Before we can answer these questions, we need to clarify our definition of debt.
This one, very loaded word, can be used to describe three very different strategies.
No doubt you have heard of good debt and bad debt, but I'd like to propose that there are actually three different kinds of debt, not just two.
So let's look at the three different types of debt and dispel any confusion surrounding the subject.
The type of debt we enter into to, to buy things that depreciate (go down in value) and receive no tax deduction for having made the investment.
This is the kind of debt we should run and hide from. Horrible debt, typically credit card or consumer debt, is what many people run into every day, without a second thought.

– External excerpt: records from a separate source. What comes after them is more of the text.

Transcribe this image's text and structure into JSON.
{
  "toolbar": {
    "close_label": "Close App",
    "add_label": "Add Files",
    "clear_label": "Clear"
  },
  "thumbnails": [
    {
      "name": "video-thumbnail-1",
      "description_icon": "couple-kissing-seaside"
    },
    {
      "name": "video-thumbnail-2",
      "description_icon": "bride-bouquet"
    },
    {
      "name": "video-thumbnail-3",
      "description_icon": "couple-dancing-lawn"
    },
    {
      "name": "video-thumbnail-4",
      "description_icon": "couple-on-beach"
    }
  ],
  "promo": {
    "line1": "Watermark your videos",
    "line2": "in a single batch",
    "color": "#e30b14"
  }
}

Of course we must spend money on clothes, food, petrol etc, but could we consider not purchasing that third wide screen smart television (that we desperately 'need') on credit, and wait until we can pay cash?

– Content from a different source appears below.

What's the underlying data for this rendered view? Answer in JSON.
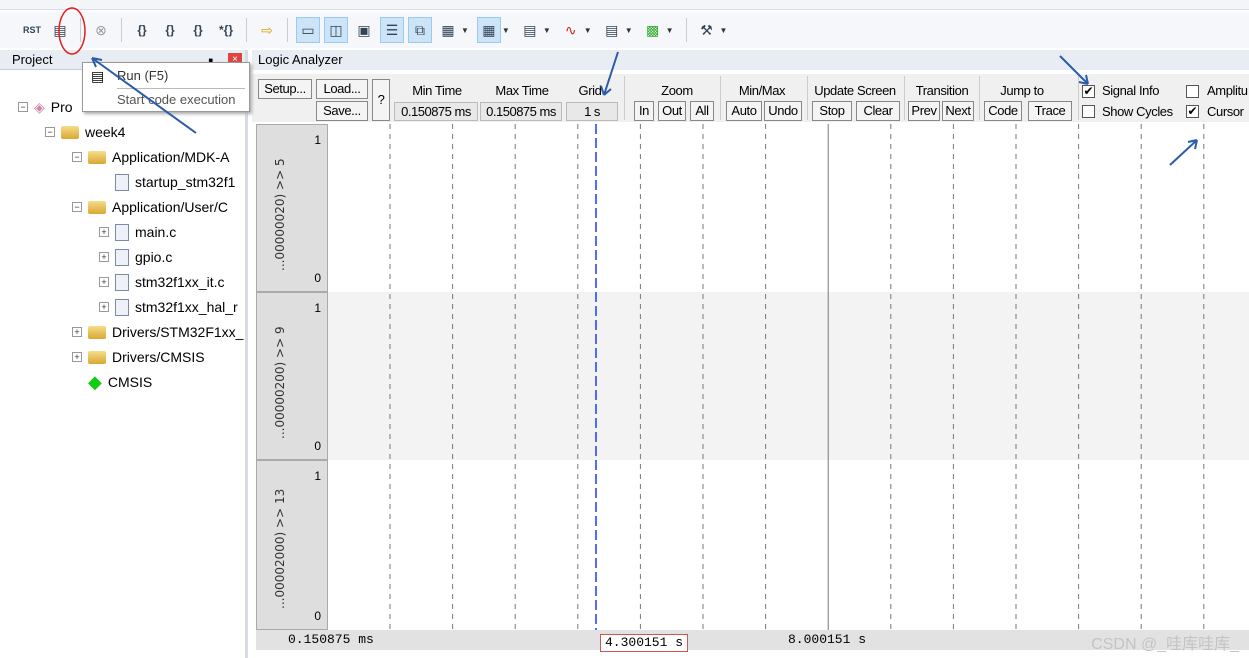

Horrible debt is debt that will keep people poor. I believe the less horrible debt we take on, the better.
By accelerating the reduction of your horrible debt you can:
This is debt that is not all bad and not all good!
This is debt that will not attract any tax relief, but is used to invest in appreciating assets, for example the family home.
As alluded to above, most of our industry peers and analysts tend to put all debt into one of two categories, good debt and bad debt, where the family home is considered bad debt.
I disagree with this view, and, while acknowledging that the family home is not good debt, neither do I believe that it is fair to put it into the same category as credit card debt for a wide screen TV!
Debt that is used to invest in an item that appreciates in value and offers generous tax deductions as a result of the investment.
Investment property falls into this category.
N.B. New investment properties attract the greatest tax deductions because of the added property depreciation that is no longer available with established properties.
I recently looked at the average median price and annual percentage price growth of five Australian cities, from 1970 - 2018.
Here are the results.
Source: REIA / ABS / RP Data
Let's imagine you invest in a property for $500,000 and it increases in value at 6% per year.
That is not a large stretch of the imagination and could be considered a conservative estimate when you look at some of the numbers in the table above.
At 6% price growth per year, your property would take 12 years to double in value.
The Rule of 72 is a quick method you can use to determine how long an investment will take to double.
By dividing 72 by the annual rate of return, you can know how many years it will take for the asset to double in value.
e.g. 72 / 6 = 12 years
Let's say you are paying $50 per week to fund holding your property, after your tenant and the tax man have paid their share.
In 12 years, based on this appreciation, your property would be worth $1,000,000.
And you would have paid a total of $31,200 ($50 x 52 weeks x 12 years) to fund holding the property.
That means your debt has made / earned you $468,800.
Also, by the time your investment property has doubled in value, increases in your rental income will have negated the shortfall and left you with a positive cash flow investment.
Thus, the above example scenario shows just how productive debt can be. If an initial $50 negative cash flow shortfall was a problem, the strategy would be to source a property that had positive cash flow.
As you can see from this example, however, even with $50 a week negative cash flow for 12 years, the debt is certainly productive.
Can you now see that while horrible debt keeps one person broke, another person's productive debt can be a catalyst for them to create real wealth and security for retirement.
So the advice your parents gave you was essentially true. Avoid all horrible debt.
What they may not have understood, and thus not mentioned, is the incredible wealth creating power of property harnessing productive debt!